The universality of their predicament does have its moments of amusing resonance, like when the pair spends most of a date hypothesizing back-stories for the other couples in a restaurant. Or when they exchange feeble late-night excuses for their lack of sexual desire. “It’s totally cool if you don’t want to fool around,” says Fey, moments after removing a drool-soaked retainer from her mouth.

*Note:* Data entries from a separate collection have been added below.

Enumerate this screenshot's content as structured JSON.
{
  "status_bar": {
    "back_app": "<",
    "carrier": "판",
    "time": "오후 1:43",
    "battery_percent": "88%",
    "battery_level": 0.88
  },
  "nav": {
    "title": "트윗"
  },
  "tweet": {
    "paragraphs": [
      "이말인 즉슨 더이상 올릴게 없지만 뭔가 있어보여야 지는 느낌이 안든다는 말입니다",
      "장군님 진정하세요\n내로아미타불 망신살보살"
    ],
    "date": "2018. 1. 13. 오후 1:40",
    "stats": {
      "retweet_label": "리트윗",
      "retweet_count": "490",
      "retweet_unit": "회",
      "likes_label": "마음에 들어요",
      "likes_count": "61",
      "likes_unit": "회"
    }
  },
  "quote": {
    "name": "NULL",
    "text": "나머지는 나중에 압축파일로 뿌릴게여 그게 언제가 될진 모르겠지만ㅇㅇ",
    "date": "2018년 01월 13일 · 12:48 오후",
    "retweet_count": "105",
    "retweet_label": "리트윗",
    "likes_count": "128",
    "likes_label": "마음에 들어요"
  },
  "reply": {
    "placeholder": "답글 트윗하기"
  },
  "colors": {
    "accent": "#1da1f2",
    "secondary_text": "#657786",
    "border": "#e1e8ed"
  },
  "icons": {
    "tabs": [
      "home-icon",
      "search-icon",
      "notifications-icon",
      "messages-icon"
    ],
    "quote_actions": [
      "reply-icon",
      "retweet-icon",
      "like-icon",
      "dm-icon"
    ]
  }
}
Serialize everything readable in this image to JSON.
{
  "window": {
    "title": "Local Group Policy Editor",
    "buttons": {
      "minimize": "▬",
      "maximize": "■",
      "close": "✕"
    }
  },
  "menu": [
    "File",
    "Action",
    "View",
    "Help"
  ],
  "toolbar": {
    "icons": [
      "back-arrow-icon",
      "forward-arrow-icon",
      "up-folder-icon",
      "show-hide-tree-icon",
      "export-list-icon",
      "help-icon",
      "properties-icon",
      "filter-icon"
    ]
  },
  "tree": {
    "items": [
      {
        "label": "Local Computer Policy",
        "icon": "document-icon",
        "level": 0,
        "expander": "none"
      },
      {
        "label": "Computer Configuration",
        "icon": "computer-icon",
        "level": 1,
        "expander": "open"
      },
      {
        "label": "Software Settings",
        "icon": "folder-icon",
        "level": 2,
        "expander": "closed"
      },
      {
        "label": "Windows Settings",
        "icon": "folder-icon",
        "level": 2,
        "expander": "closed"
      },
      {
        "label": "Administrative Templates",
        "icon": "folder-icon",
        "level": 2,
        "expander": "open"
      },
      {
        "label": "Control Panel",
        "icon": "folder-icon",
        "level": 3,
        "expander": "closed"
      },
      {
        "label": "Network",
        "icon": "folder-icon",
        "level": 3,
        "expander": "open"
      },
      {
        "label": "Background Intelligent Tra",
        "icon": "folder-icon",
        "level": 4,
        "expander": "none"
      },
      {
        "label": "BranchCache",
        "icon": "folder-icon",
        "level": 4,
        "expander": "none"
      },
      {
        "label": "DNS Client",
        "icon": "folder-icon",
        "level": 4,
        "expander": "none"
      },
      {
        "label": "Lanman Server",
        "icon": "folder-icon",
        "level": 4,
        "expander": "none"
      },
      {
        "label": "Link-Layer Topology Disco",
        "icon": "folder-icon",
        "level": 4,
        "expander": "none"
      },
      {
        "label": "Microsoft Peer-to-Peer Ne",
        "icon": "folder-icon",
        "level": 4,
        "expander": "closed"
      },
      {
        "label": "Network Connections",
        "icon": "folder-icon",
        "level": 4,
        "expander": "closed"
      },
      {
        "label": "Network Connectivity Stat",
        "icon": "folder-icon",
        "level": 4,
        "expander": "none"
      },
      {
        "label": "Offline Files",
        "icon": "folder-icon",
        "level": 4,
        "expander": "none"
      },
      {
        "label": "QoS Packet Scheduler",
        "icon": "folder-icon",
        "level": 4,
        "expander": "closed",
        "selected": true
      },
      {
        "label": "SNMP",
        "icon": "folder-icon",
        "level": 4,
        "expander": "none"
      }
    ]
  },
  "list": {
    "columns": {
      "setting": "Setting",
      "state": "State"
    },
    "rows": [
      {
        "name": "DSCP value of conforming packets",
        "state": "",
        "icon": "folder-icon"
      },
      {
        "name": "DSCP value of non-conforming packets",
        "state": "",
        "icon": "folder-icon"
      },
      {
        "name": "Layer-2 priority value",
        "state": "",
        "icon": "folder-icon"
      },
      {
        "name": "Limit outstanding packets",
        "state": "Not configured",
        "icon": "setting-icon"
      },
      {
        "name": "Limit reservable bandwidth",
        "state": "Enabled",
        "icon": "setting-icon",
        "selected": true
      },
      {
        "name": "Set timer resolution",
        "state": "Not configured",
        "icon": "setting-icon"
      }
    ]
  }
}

Once the Fosters are mistaken for a criminal couple at a trendy TriBeCa restaurant, Levy alternates between scenes of awkward action and marital bickering. The conjugal conflict is supposed to provide comic counterpoint to the insipid plot. But their arguments are so prototypical—she wants some peace and quiet, he feels she doesn’t let him do anything for himself—that Carrell and Fey quickly lose any interest as a real couple. What laughs the film is able to generate come from our relationship with the performers involved, not the characters they play. (And this is constrained anyway by the necessities of the overstuffed plot, which limits the opportunities for Carrell and Fey to show off their vaunted improvisational skills.)

Following the fashion of modern studio comedies, Date Night is sprinkled with comic cameos from well-known actors. This is typically called “inspired casting,” although here it looks more like a hedge against flat writing. James Franco and Mila Kunis are mildly amusing as the couple the Fosters are mistaken for, while Ray Liotta does a paycheck-cashing impersonation of himself as the mob boss. Mark Wahlberg features prominently as a black-ops boy toy who helps the Fosters evade their enemies. His shirtless abs provide a nice running joke, but Wahlberg’s comic timing is barely above competent.

One curious fact about Josh Klausner’s screenplay is that it strays from screwball convention by never separating its leads, even for a scene. Perhaps he was trying to emphasize the way marriage is a full-time commitment, made valuable not by the times apart but by the times together. Or perhaps the producers were scared we’d remember how much we like Fey and Carrell as single characters.

In a seminal essay on screwball comedy, Stanley Cavell referred to a subset of these movies as “comedies of remarriage.” In the “comedy of remarriage,” a married couple separates, only to renew their devotion via a shared adventure. Cavell sees the best examples of this mini-genre as providing a powerful response to the alienation of the post-Enlightenment world. Date Night aims for this ideal. But it feels more like a date with somebody where the spark has gone. What once seemed so full of potential ends up as more of the same-old-same-old.